Hi everyone, some time ago I started building an algorithm and data structures collection for Elixir. My goal is to build the best and most complete collection of algos and ADS’s for Elixir, to be available for everyone to use as they need. So far I’ve started implementing the most popular data structures, like the Stack, Queue and Binary Search Tree. However, in order to have a really good collection that’s robust and complete, I will surely need some contributions.
I’m taking contributions in every form, be it corrections, new implementations, new algorithms or data structures or even test suites for the existing ones. Everyone’s free to contribute and I’ll accept most contributions as long as they reach a decent standard of quality (decent code, justifications for changes, and so on). But hey, even if you’re not sure if it’s good, please send them to me and maybe we’ll work together on it to make it better and merge it into the project. There’s a lot of people learning Elixir in this community and I think this would be a great way to learn and get some experience with the language.
Here’s the repo: Exads
In the README you have a roadmap of the algos and ADS’s I have on my mind right now, but I plan to implement more than those, so feel free to work on whatever you like, even if it’s not in the roadmap right now.
I’ve been writing some stories on Medium about this project. I just posted the second chapter about implementing the Binary Search Tree: Implementing the BST
As I’ve said, everyone’s free to help and also to critique my work (and writing skills) as long as it is constructive and helpful
Good luck with this Sasha - sounds like an interesting project
Really awesome, and really useful!

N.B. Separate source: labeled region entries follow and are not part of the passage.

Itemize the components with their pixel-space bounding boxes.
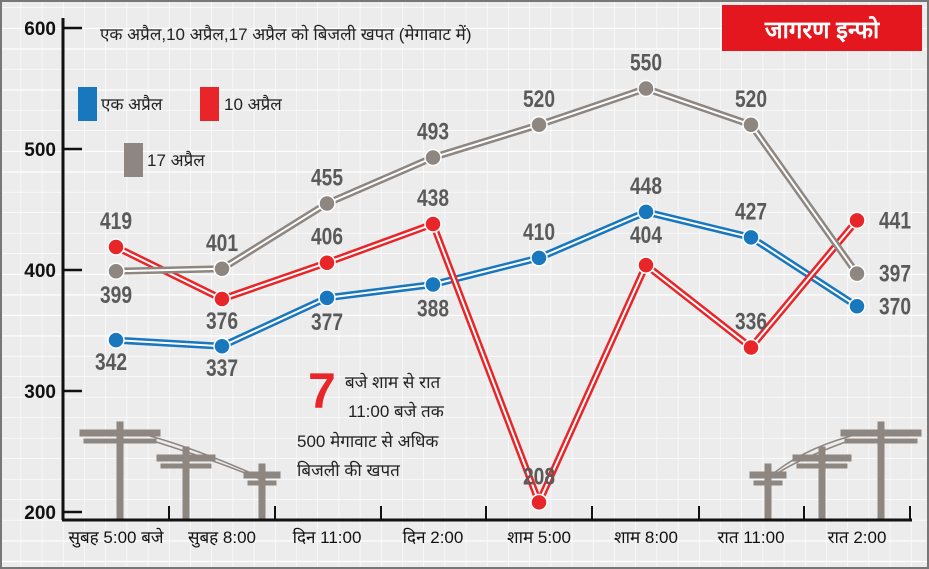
data-label: 427 bbox=[735, 197, 767, 225]
data-label: 376 bbox=[206, 307, 238, 335]
data-label: 208 bbox=[523, 462, 555, 490]
x-tick-label: सुबह 5:00 बजे bbox=[68, 527, 163, 548]
data-point bbox=[637, 79, 655, 98]
y-tick-label: 200 bbox=[24, 503, 56, 524]
legend-swatch-2 bbox=[124, 143, 143, 177]
series-0 bbox=[107, 203, 866, 355]
data-point bbox=[637, 203, 655, 221]
x-tick-label: दिन 11:00 bbox=[293, 527, 362, 547]
series-line-highlight bbox=[115, 210, 858, 348]
x-tick-label: दिन 2:00 bbox=[403, 527, 464, 547]
legend-swatch-0 bbox=[78, 87, 97, 121]
data-point bbox=[530, 249, 548, 267]
series-1 bbox=[107, 211, 866, 512]
data-point bbox=[742, 228, 760, 247]
data-label: 406 bbox=[311, 223, 343, 251]
data-point bbox=[424, 215, 442, 233]
data-point bbox=[213, 337, 231, 355]
data-point bbox=[107, 331, 125, 349]
x-tick-label: रात 11:00 bbox=[717, 528, 784, 547]
data-label: 399 bbox=[100, 281, 132, 309]
data-point bbox=[530, 493, 548, 512]
data-point bbox=[424, 148, 442, 167]
data-point bbox=[107, 238, 125, 256]
data-label: 401 bbox=[206, 229, 238, 257]
data-point bbox=[742, 116, 760, 134]
series-line-highlight bbox=[115, 219, 858, 505]
annotation-line-3: बिजली की खपत bbox=[297, 460, 400, 480]
x-tick-label: सुबह 8:00 bbox=[188, 528, 256, 548]
x-tick-label: रात 2:00 bbox=[828, 528, 887, 547]
data-label: 404 bbox=[630, 221, 662, 249]
annotation-number: 7 bbox=[308, 363, 336, 419]
data-point bbox=[637, 256, 655, 274]
data-label: 419 bbox=[100, 207, 132, 235]
legend-label-1: 10 अप्रैल bbox=[224, 94, 282, 114]
annotation-line-1: 11:00 बजे तक bbox=[348, 401, 445, 421]
data-point bbox=[107, 262, 125, 280]
series-line-highlight bbox=[115, 87, 858, 275]
data-point bbox=[318, 289, 336, 307]
annotation-line-2: 500 मेगावाट से अधिक bbox=[297, 431, 439, 451]
data-label: 397 bbox=[879, 260, 911, 288]
brand-badge: जागरण इन्फो bbox=[722, 5, 922, 51]
y-tick-label: 300 bbox=[24, 382, 56, 403]
brand-badge-label: जागरण इन्फो bbox=[764, 16, 880, 44]
legend: एक अप्रैल 10 अप्रैल 17 अप्रैल bbox=[78, 87, 282, 177]
data-point bbox=[742, 338, 760, 357]
data-label: 342 bbox=[95, 348, 127, 376]
chart-title: एक अप्रैल,10 अप्रैल,17 अप्रैल को बिजली ख… bbox=[100, 24, 471, 44]
data-point bbox=[530, 116, 548, 134]
data-label: 370 bbox=[879, 292, 911, 320]
data-label: 438 bbox=[417, 184, 449, 212]
data-label: 520 bbox=[735, 85, 767, 113]
data-point bbox=[213, 290, 231, 308]
annotation-line-0: बजे शाम से रात bbox=[345, 372, 440, 392]
y-tick-label: 400 bbox=[24, 261, 56, 282]
annotation: 7 बजे शाम से रात 11:00 बजे तक 500 मेगावा… bbox=[297, 363, 445, 480]
data-point bbox=[848, 211, 866, 230]
legend-label-0: एक अप्रैल bbox=[101, 94, 163, 114]
data-label: 336 bbox=[735, 307, 767, 335]
data-label: 410 bbox=[523, 218, 555, 246]
legend-label-2: 17 अप्रैल bbox=[147, 150, 205, 170]
data-point bbox=[213, 260, 231, 278]
series-2 bbox=[107, 79, 866, 283]
y-tick-label: 500 bbox=[24, 140, 56, 161]
legend-swatch-1 bbox=[200, 87, 219, 121]
data-label: 520 bbox=[523, 85, 555, 113]
data-label: 441 bbox=[879, 206, 911, 234]
data-point bbox=[848, 297, 866, 316]
y-tick-label: 600 bbox=[24, 19, 56, 40]
data-label: 448 bbox=[630, 172, 662, 200]
data-label: 388 bbox=[417, 294, 449, 322]
x-tick-label: शाम 5:00 bbox=[507, 528, 571, 547]
data-point bbox=[318, 194, 336, 213]
data-point bbox=[318, 253, 336, 272]
data-point bbox=[848, 264, 866, 283]
data-label: 337 bbox=[206, 354, 238, 382]
x-tick-label: शाम 8:00 bbox=[614, 528, 678, 547]
data-label: 455 bbox=[311, 163, 343, 191]
data-label: 550 bbox=[630, 48, 662, 76]
data-point bbox=[424, 275, 442, 294]
data-label: 493 bbox=[417, 117, 449, 145]
data-label: 377 bbox=[311, 308, 343, 336]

Starred for future reference
Thank you @ramonsnir Please feel free to contribute in any way if you want. We’re two people working on it so far.
I opened a pull request to add Travis CI and Inch CI badges Cheers!

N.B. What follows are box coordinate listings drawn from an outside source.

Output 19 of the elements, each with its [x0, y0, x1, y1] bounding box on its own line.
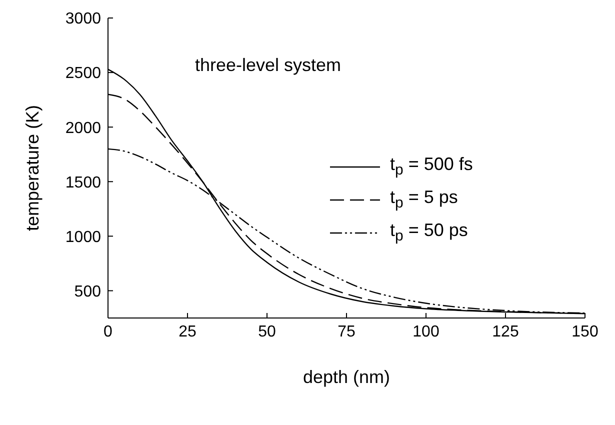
y-tick-label: 2500: [65, 65, 102, 82]
annotation: three-level system: [195, 55, 342, 76]
legend-label: t$_{p}$ = 500 fs: [390, 154, 473, 179]
x-tick-label: 50: [258, 323, 276, 340]
y-tick-label: 2000: [65, 120, 102, 137]
y-tick-label: 1500: [65, 174, 102, 192]
x-tick-label: 100: [412, 323, 440, 340]
y-tick-label: 3000: [65, 10, 102, 28]
x-tick-label: 75: [338, 323, 356, 340]
x-tick-label: 0: [104, 323, 113, 340]
x-tick-label: 150: [572, 323, 598, 340]
x-tick-label: 125: [492, 323, 519, 340]
y-tick-label: 500: [74, 283, 102, 300]
x-axis-title: depth (nm): [302, 366, 390, 387]
legend-label: t$_{p}$ = 5 ps: [390, 187, 458, 212]
y-axis-title: temperature (K): [22, 104, 42, 232]
y-tick-label: 1000: [65, 228, 102, 246]
legend-label: t$_{p}$ = 50 ps: [390, 220, 468, 245]
x-tick-label: 25: [178, 323, 196, 340]
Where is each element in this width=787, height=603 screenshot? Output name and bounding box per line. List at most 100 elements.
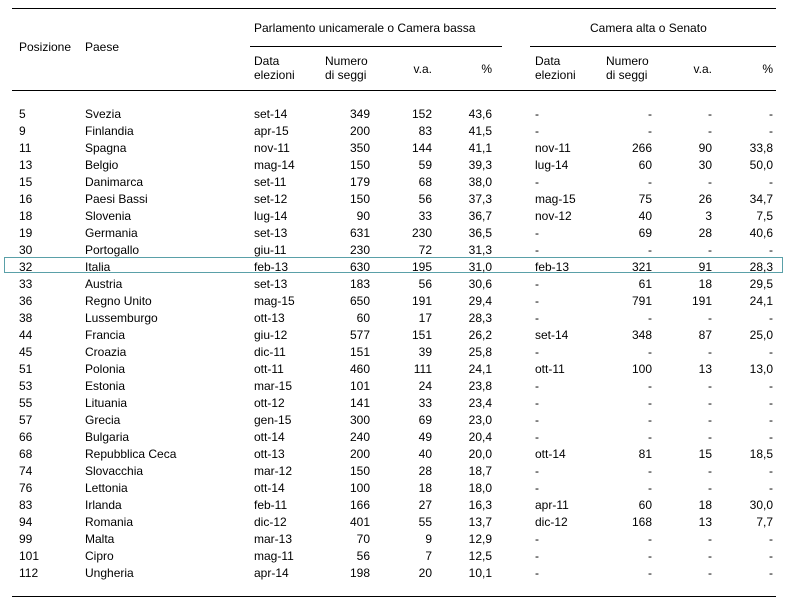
lower-pct-cell: 10,1 [468,566,492,580]
position-cell: 44 [19,328,33,342]
lower-date-cell: apr-15 [254,124,289,138]
header-date-lower-1: Data [254,54,280,68]
lower-va-cell: 17 [418,311,432,325]
lower-va-cell: 191 [411,294,432,308]
upper-pct-cell: - [769,566,773,580]
country-cell: Slovacchia [85,464,144,478]
upper-pct-cell: 30,0 [749,498,773,512]
lower-pct-cell: 23,4 [468,396,492,410]
upper-pct-cell: - [769,464,773,478]
upper-va-cell: 13 [698,362,712,376]
lower-date-cell: ott-12 [254,396,285,410]
lower-date-cell: giu-12 [254,328,288,342]
header-date-lower-2: elezioni [254,68,295,82]
upper-date-cell: - [535,175,539,189]
header-lower-house: Parlamento unicamerale o Camera bassa [254,21,476,35]
table-row: 33 Austria set-13 183 56 30,6 - 61 18 29,5 [0,276,787,293]
upper-pct-cell: - [769,413,773,427]
header-date-upper-1: Data [535,54,561,68]
upper-seats-cell: - [648,311,652,325]
position-cell: 9 [19,124,26,138]
lower-va-cell: 151 [411,328,432,342]
table-row: 55 Lituania ott-12 141 33 23,4 - - - - [0,395,787,412]
upper-va-cell: - [708,481,712,495]
lower-va-cell: 69 [418,413,432,427]
lower-seats-cell: 577 [349,328,370,342]
upper-pct-cell: 33,8 [749,141,773,155]
upper-date-cell: dic-12 [535,515,568,529]
header-position: Posizione [19,40,72,54]
bottom-rule [12,596,776,597]
table-row: 18 Slovenia lug-14 90 33 36,7 nov-12 40 3 7,5 [0,208,787,225]
country-cell: Italia [85,260,111,274]
lower-pct-cell: 16,3 [468,498,492,512]
country-cell: Lituania [85,396,128,410]
lower-date-cell: set-12 [254,192,288,206]
country-cell: Regno Unito [85,294,152,308]
upper-date-cell: - [535,566,539,580]
lower-pct-cell: 39,3 [468,158,492,172]
lower-va-cell: 33 [418,396,432,410]
upper-va-cell: - [708,243,712,257]
country-cell: Croazia [85,345,127,359]
table-row: 19 Germania set-13 631 230 36,5 - 69 28 40,6 [0,225,787,242]
lower-va-cell: 56 [418,192,432,206]
lower-date-cell: gen-15 [254,413,292,427]
upper-date-cell: nov-12 [535,209,572,223]
upper-pct-cell: - [769,481,773,495]
position-cell: 57 [19,413,33,427]
lower-va-cell: 195 [411,260,432,274]
upper-pct-cell: 50,0 [749,158,773,172]
lower-seats-cell: 150 [349,158,370,172]
lower-va-cell: 72 [418,243,432,257]
country-cell: Austria [85,277,123,291]
table-row: 76 Lettonia ott-14 100 18 18,0 - - - - [0,480,787,497]
country-cell: Repubblica Ceca [85,447,177,461]
lower-pct-cell: 13,7 [468,515,492,529]
lower-va-cell: 111 [413,362,432,376]
upper-pct-cell: 28,3 [749,260,773,274]
lower-pct-cell: 23,0 [468,413,492,427]
lower-date-cell: dic-12 [254,515,287,529]
lower-pct-cell: 18,0 [468,481,492,495]
upper-seats-cell: - [648,566,652,580]
lower-pct-cell: 28,3 [468,311,492,325]
upper-va-cell: 30 [698,158,712,172]
country-cell: Paesi Bassi [85,192,148,206]
lower-pct-cell: 23,8 [468,379,492,393]
header-upper-house: Camera alta o Senato [590,21,707,35]
upper-va-cell: 15 [698,447,712,461]
lower-date-cell: ott-14 [254,481,285,495]
table-body: 5 Svezia set-14 349 152 43,6- - - -9 Finlandia apr… [0,106,787,582]
lower-date-cell: feb-13 [254,260,289,274]
lower-va-cell: 39 [418,345,432,359]
table-row: 44 Francia giu-12 577 151 26,2 set-14 348 87 25,0 [0,327,787,344]
country-cell: Danimarca [85,175,144,189]
header-country: Paese [85,40,120,54]
table-row: 83 Irlanda feb-11 166 27 16,3 apr-11 60 18 30,0 [0,497,787,514]
upper-va-cell: - [708,379,712,393]
upper-va-cell: 87 [698,328,712,342]
position-cell: 15 [19,175,33,189]
upper-seats-cell: - [648,532,652,546]
position-cell: 18 [19,209,33,223]
country-cell: Irlanda [85,498,122,512]
table-row: 74 Slovacchia mar-12 150 28 18,7 - - - - [0,463,787,480]
lower-pct-cell: 41,1 [468,141,492,155]
upper-seats-cell: - [648,413,652,427]
country-cell: Francia [85,328,126,342]
upper-house-rule [530,46,776,47]
upper-seats-cell: 60 [638,158,652,172]
lower-seats-cell: 401 [349,515,370,529]
lower-va-cell: 40 [418,447,432,461]
country-cell: Belgio [85,158,119,172]
upper-pct-cell: 7,5 [756,209,773,223]
lower-date-cell: ott-14 [254,430,285,444]
position-cell: 32 [19,260,33,274]
lower-date-cell: mar-13 [254,532,293,546]
lower-seats-cell: 630 [349,260,370,274]
lower-pct-cell: 29,4 [468,294,492,308]
upper-seats-cell: - [648,464,652,478]
upper-date-cell: ott-14 [535,447,566,461]
country-cell: Cipro [85,549,114,563]
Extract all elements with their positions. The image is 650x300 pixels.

@uranther Thank you! Already merged and resolved the conflicts for both Travis CI and Credo. The build is passing
Next I’ll be looking to implement the Inspect behaviour and maybe review the Priority Queue based on some things @NobbZ and me talked about.
One thing I thought of is to look at
Enum.sort and see if we can implement a better algorithm (if possible).
I noticed you mentioned you are basing your algorithms & data structures on those in Introduction to Algorithms. I took a peek, and about lost it at the stateful, imperative implementations of the algorithms. I guess that is to be expected, but it makes it difficult to translate to a functional language.
For example, compare the imperative pseudo-code of insertion sort with its implementation in Haskell. The latter is so much easier to understand because it captures the high-level concepts.
Check out Purely Functional Data Structures by Chris Okasaki. This book may be more helpful for this project, although it doesn’t have all the ADS you list in the README. There’s also Pearls of Functional Algorithm Design.
Elixir just uses
:lists.sort, which is an implementation of merge sort (source).
Yes, I’ve been refering to it because it’s the “standard book” for Algos and ADS (at least it is in most universities I’ve checked, including mine). I didn’t know about that Purely Functional Data Structures book, I’m going to check it out Thanks!
I still hadn’t checked Elixir’s implementation. In that case, shouldn’t Quicksort be better in terms of space, because of in place sorting? Not sure if this only applies to the imperative languages.
According to the internets:
Merge sort is often the best choice for sorting a linked list: in this situation it is relatively easy to implement a merge sort in such a way that it requires only Θ(1) extra space, and the slow random-access performance of a linked list makes some other algorithms (such as quicksort) perform poorly, and others (such as heapsort) completely impossible.
Seems to make sense. Maybe there are more advanced sorting algorithms that are well-suited for linked lists?
Another option is to parallelize the merge sort.
I’ll assign this task for myself, if you don’t mind (research about better sorting algos and write a parallel merge sort)
I will second this book. It goes into details about performance in FP style that most of us (or me at least) didn’t get in Algorithms class. Those classes seem to focus on imperative style analysis. This book introduces amortization and banker’s method. You can check out the full text here.
It seems the project has been put on the back burner for everyone. Would love to see it resurrected.
For now you could use @Qqwy’s libraries.